Rubén Martínez
Author, performer and teacher, Rubén Martínez is the son and grandson of immigrants from El Salvador and Mexico. He was born and raised in Los Angeles and has worked and lived across the United States and Latin America. He is Fletcher Jones Chair in Literature and Writing at Loyola Marymount University. His early work covering youth culture and political turbulence in Latin America and Los Angeles was collected in his first book, The Other Side: Notes from the New L.A., Mexico City and Beyond (Vintage). He undertook years of ethnographic research chronicling the lives of migrant workers from Mexico, resulting in the award-winning Crossing Over: A Mexican Family on the Migrant Trail (Metropolitan). A series of essays on globalization and migration appeared as The New Americans: Seven Families Journey to Another Country (the companion volume to the acclaimed PBS series "The New Americans," New Press).
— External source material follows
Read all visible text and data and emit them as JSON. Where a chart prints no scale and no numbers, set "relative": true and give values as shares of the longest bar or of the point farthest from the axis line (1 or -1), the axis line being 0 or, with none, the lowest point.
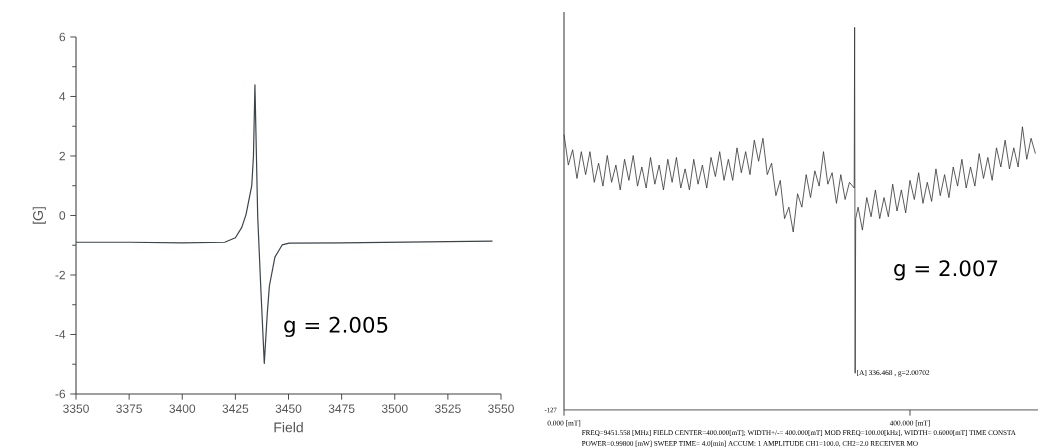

He has many years of experience as a journalist in both print and broadcast media; he co-wrote and hosted the recent (first airdate September 27, 2010) national PBS 90-minute documentary, When Worlds Collide, about the first century after "contact" between the Old and New Worlds. He received an Emmy Award for hosting KCET's "Life and Times," and is the host of the 90-minute PBS documentary "When Worlds Collide," about the first century of contact between Europe and the Americas.
As a musician, he has appeared with such acts as Concrete Blonde, Los Illegals and The Roches and has been active in the performance art and spoken word scenes for over two decades. He lives in Los Angeles with his wife, anthropologist and author Angela Garcia and their twin daughters, Ruby and Lucía.